Nottoway Indian Tribe of Virginia
- Named after: Nottoway people
- Formation: 26 January 2006
- Founded at: Franklin, Virginia
- Type: state-recognized tribe, nonprofit organization
- Tax ID no.: Foundation: EIN 94-3433830
- Location: Franklin, Virginia, United States;
- Chairman: Lynette Lewis Allston
- Subsidiaries: Virginia Nottoway Indian Circle and Square Foundation Incorporated
- Website: nottowayindians.org

= Nottoway Indian Tribe of Virginia =

State-recognized tribe in Virginia, United States

The Nottoway Indian Tribe of Virginia is a state-recognized tribe and nonprofit organization in Virginia. The organization identifies as descending from Nottoway people. They are not federally recognized as a Native American tribe.

== State-recognition ==
The Commonwealth of Virginia recognized the Nottoway Indian Tribe of Virginia as a tribe in 2010. The state also recognized the Cheroenhaka (Nottoway) Indian Tribe.

== Organization ==
The group formed Nottoway Indian Tribe of Virginia, Inc., a 501(c)(3) nonprofit organization in 2006.

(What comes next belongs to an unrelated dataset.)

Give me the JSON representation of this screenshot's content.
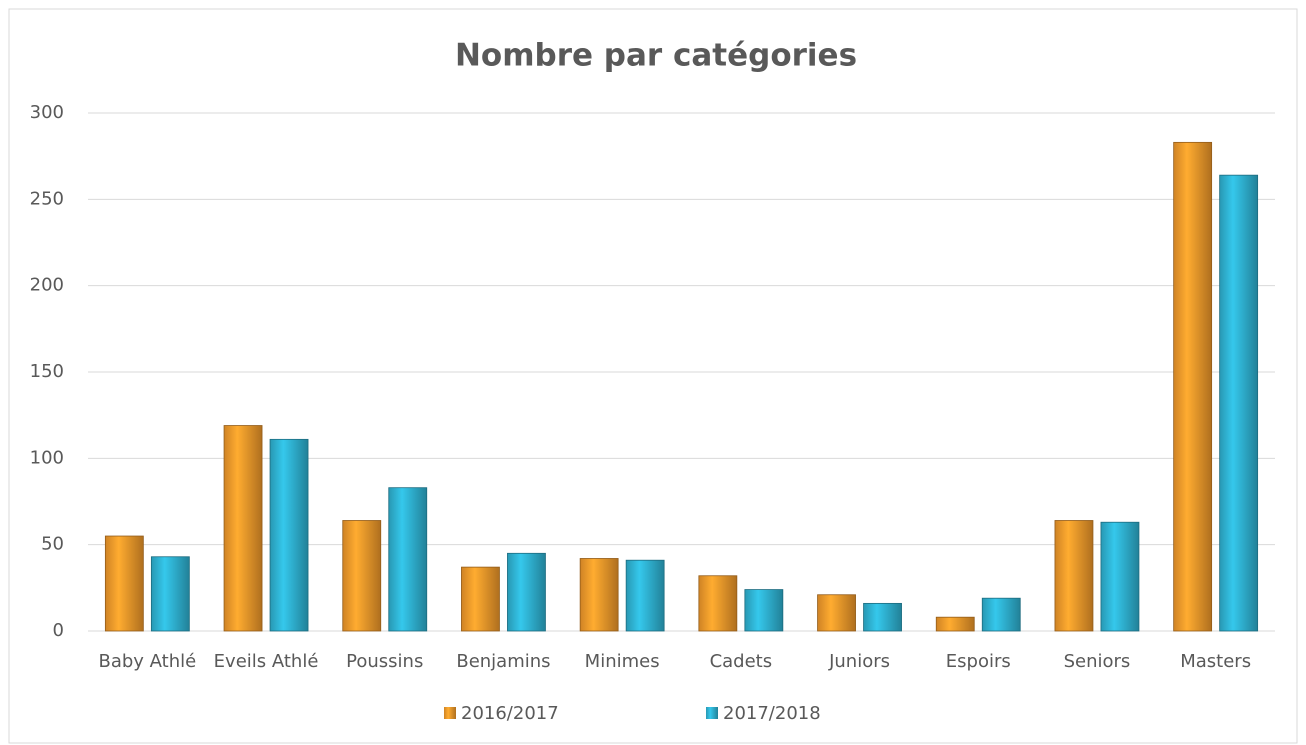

The agent for the organization is Crystal Joyner of Franklin, Virginia. The administration includes:
- Director: Archie Elliott Jr., Lynette Lewis Allston
- Chair: Lynnette Lewis Allston
- Vice-chair: Archie Elliott Jr.
- Officer: Asphy S. Turner, William Wright.

In 2009, they organized the Virginia Nottoway Indian Circle and Square Foundation Incorporated, another nonprofit organization based in King William, Virginia. Their principal officer Asphy S. Turner.

Lynette Lewis Allston is the chief of the state-recognized tribe, based in Capron, Virginia.

== Activity ==
Nottoway Indian Tribe of Virginia host an annual powwow in Surry, Virginia.